After demonstrating the system at the Teslathon making a 30" spark
(and a characteristic whining sound,) I did a series of tests
incrementing the peak capacitor voltage by 1Kv each time,  until
18 kv was reached.  With the capacitor charging to 18kv at 200 times
per second the operation was smooth and still the 6mm safety gap
never fired once !!!

If I set the safety gap accurately to 12kv, why had it not began to
"cut-in" when the voltage accross the rotary was now 18kv just
before each firing ?

This seemed very odd to me so I boldly repeated my originaly test
by misaligning the rotary electrodes and hitting the HV switch
with rotary stationary.  This time with the much higher voltage
supply.  The safety gap fired as expected and the voltage was
firmly clamped at 12.2 kv despite the higher voltage supply !

Will the safety gap not fire if the overvoltage is "regular" as
in the case of my rotary gap ?

I originally thought that the way in which I set my safety gap
threshold was a good method because I could actually check the
clamping voltage as I set it,  but now I suspect that a single gap
has a different breakdown voltage when not firing to when firing
regularly.  Can anyone else confirm or repeat this test ?

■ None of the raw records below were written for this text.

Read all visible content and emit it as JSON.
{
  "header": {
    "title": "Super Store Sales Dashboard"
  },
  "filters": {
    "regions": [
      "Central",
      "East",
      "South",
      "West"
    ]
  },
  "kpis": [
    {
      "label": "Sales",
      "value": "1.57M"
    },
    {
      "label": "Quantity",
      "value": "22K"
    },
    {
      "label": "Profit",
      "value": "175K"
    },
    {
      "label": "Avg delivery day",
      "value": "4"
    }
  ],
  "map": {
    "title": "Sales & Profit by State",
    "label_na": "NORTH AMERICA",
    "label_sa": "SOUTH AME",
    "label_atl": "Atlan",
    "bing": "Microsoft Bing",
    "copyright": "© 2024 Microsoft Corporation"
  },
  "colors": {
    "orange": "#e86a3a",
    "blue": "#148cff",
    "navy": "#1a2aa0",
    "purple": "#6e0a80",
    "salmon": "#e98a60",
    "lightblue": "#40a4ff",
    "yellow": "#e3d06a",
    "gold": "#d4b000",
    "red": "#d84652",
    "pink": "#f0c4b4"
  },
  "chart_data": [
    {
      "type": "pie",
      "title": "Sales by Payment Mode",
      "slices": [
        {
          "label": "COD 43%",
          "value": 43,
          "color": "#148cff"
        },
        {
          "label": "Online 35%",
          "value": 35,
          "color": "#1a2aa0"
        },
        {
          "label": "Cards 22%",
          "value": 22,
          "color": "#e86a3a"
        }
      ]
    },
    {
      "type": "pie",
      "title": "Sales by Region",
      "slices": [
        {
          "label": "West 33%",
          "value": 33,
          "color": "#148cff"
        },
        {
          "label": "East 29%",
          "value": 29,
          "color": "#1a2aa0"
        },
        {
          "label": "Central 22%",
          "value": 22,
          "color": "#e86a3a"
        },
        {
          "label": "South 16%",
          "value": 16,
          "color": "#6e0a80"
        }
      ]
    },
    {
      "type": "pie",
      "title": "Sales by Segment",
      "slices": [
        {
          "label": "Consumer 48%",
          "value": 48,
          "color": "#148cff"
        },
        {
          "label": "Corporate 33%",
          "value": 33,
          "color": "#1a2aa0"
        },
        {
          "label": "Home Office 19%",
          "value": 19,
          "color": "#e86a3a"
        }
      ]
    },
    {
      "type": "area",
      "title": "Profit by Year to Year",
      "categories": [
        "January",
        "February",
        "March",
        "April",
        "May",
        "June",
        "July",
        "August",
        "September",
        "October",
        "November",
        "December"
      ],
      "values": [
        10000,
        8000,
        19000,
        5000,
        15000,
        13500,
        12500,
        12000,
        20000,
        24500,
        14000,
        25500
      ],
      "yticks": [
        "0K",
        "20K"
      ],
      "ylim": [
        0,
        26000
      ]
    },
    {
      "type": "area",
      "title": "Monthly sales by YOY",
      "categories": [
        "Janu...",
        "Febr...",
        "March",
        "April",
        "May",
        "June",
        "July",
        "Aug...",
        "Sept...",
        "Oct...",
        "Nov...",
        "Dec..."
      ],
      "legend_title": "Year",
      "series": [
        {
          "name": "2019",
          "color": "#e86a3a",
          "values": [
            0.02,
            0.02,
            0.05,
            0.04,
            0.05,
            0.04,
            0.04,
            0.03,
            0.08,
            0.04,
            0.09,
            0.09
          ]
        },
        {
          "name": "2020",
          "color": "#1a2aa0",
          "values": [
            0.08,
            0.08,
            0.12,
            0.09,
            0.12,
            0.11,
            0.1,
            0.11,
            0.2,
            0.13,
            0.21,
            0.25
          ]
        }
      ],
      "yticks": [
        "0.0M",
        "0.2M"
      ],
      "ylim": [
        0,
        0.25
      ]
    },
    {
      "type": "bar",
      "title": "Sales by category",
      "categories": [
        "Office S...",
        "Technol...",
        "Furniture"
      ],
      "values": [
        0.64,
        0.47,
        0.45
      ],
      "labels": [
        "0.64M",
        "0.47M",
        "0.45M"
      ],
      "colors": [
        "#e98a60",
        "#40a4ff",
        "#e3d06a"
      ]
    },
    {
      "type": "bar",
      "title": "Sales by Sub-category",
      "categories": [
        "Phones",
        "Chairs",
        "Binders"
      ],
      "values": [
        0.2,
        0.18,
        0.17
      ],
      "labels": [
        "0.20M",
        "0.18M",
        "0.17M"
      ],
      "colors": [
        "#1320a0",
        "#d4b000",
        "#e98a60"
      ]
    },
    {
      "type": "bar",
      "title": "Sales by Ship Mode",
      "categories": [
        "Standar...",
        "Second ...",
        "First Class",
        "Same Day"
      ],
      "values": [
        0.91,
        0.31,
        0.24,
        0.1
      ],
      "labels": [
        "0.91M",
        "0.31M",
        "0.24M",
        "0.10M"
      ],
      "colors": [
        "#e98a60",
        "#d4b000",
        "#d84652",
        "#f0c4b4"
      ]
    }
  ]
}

I have given much thought to this,  and it could be due to the
instant change in temperature from not firing to firing.  This
is however very important because it implies that the threshold
voltage will be far higher when "cold" and will drop when warm.
This means that the first firing of the gap won't occur until
the voltage is VERY HIGH and then following firings will
occur at a lower voltage when the gap is "warm".  (Not very useful
for my safety gap !)

For static gap users this implies that there will be a
significant overvoltage transient when first firing up a coil.
(Maybe it is better to switch on the supply sharply rather than
winding up the supply slowly on a variac.  Get the overvoltage over
quicker by starting the static gap firing quickly ?)

I have not been able to confirm this because I don't have a
storage scope,  but I can recall making three observations when
previously using a RQ style static main gap:-

1. The variac would have to be turned up high to start the static
   gap firing,   however it could be turned down several percent
   before the gap would stop firing.

2. The only 2 capacitors I have lost both failed instantly on
   power up before the gap fired. (OK the gap was quite wide.)

3. If forced air-cooling was switched off when using an RQ-gap
   the gap temperature would rise and spark length would dive.
   I found this was due to more rapid firing of the gap at a lower
   voltage,  giving less energy overall.

All of these points (particularly the first)  suggest that the
static gap threshold is quite variable and the way in which I have
set my safety gap is not good.  On the other hand 6mm sounds quite
small for 18kv to me,  I have not blown anything yet,  and the
rotary runs very smoothly.   Comments needed,  please.

As a final note two people told me that point three above is due to
poor quenching in the overheated gap.  I thought "quenching" refered
to the turn-off ability of the spark gap.  This problem sounds more
like lowering of the breakdown voltage due to overheating ?

I hope I have not rambled too much,  but I feel that understanding
the properties of the static gap is very important to coilers
whether we use one as our main gap or as a safety gap.